Der "Musikantenstadl" war seit 1981 eine absolute Institution im Bereich Schlager und volkstümliche Musik. 35 Jahre später wurde die Show wegen kontinuierlich sinkender Quoten abgesetzt.

Die erste Folge des "Musikantenstadls" wurde vor genau 35 Jahren am 5. März 1981 aus dem österreichischen Enns übertragen. Eine Besonderheit der Show war, dass sie immer an unterschiedlichen Orten produziert wurde. Dieses Konzept machten sich später auch andere Unterhaltungssendungen wie etwa "Wetten, dass..?" zu eigen.
Moderiert wurde der "Musikantenstadl" von dem Österreicher Karl Moik (l.).
Neben Moik war der Sänger Hias mit Sketchen und Wortspielen für die gute Laune zuständig.
1991 gab Hias seinen Job als Sidekick von Karl Moik auf, trat jedoch zum 20-jährigen Jubiläum der Show 2001 sowie zur letzten Sendung von Moik im Jahr 2005 jeweils als Gast in der Sendung auf. Hias starb 2007.

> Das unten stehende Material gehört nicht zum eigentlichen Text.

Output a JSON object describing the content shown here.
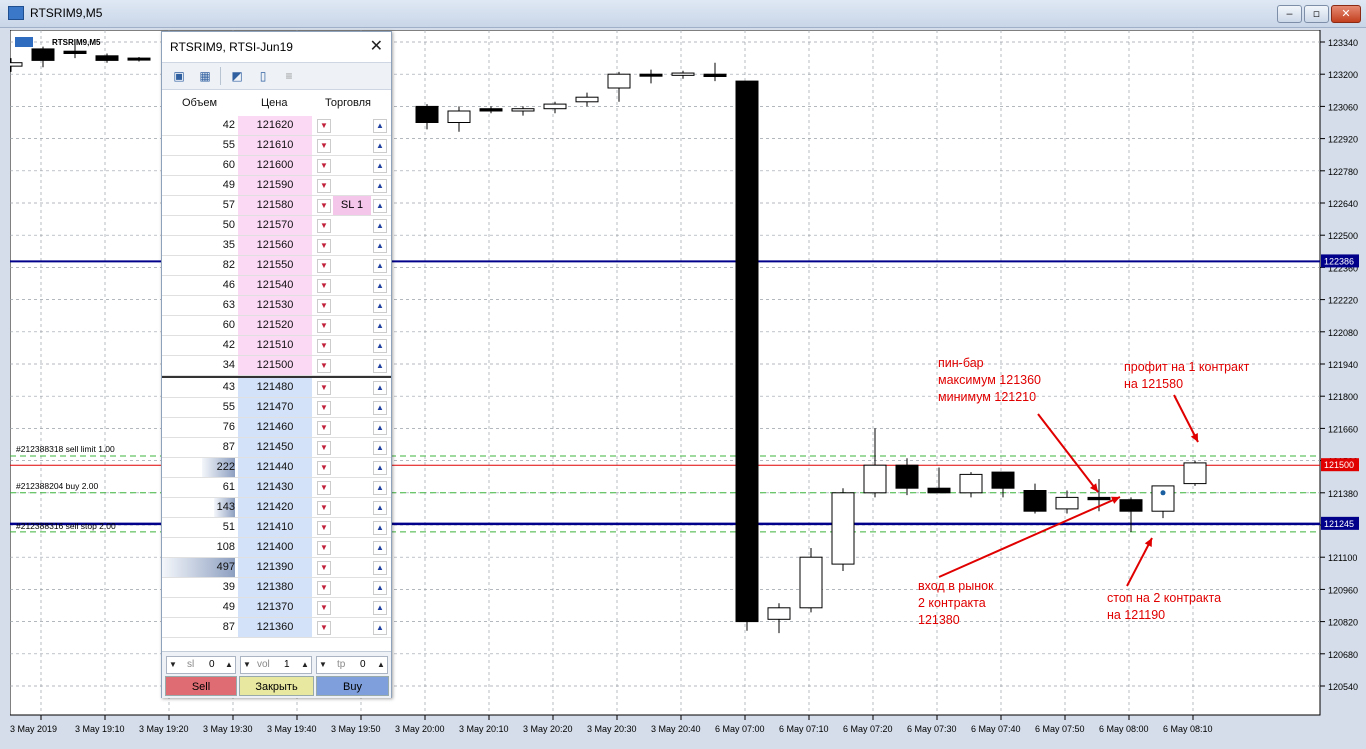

Mit dem Abgang von Hias verlor der "Musikantenstadl" eine wichtige humoristische Komponente. 14 weitere Jahre moderierte Karl Moik die Sendung alleine weiter.
Karl Moik hat auch seinen Anteil daran, dass Florian Silbereisen heute in der volkstümlichen Musikszene allgegenwärtig ist. 1991 holte Moik "Florian mit der Steirischen Harmonika" in den "Musikantenstadl".
Lange Jahre wurden die auftretenden Künstler von Wolfgang Lindner und seinen Original Stadlmusikanten begleitet. Aus gesundheitlichen Gründen musste Lindner 2005 seine Arbeit beenden - übergab die Leitung des Orchesters aber an seinen Sohn.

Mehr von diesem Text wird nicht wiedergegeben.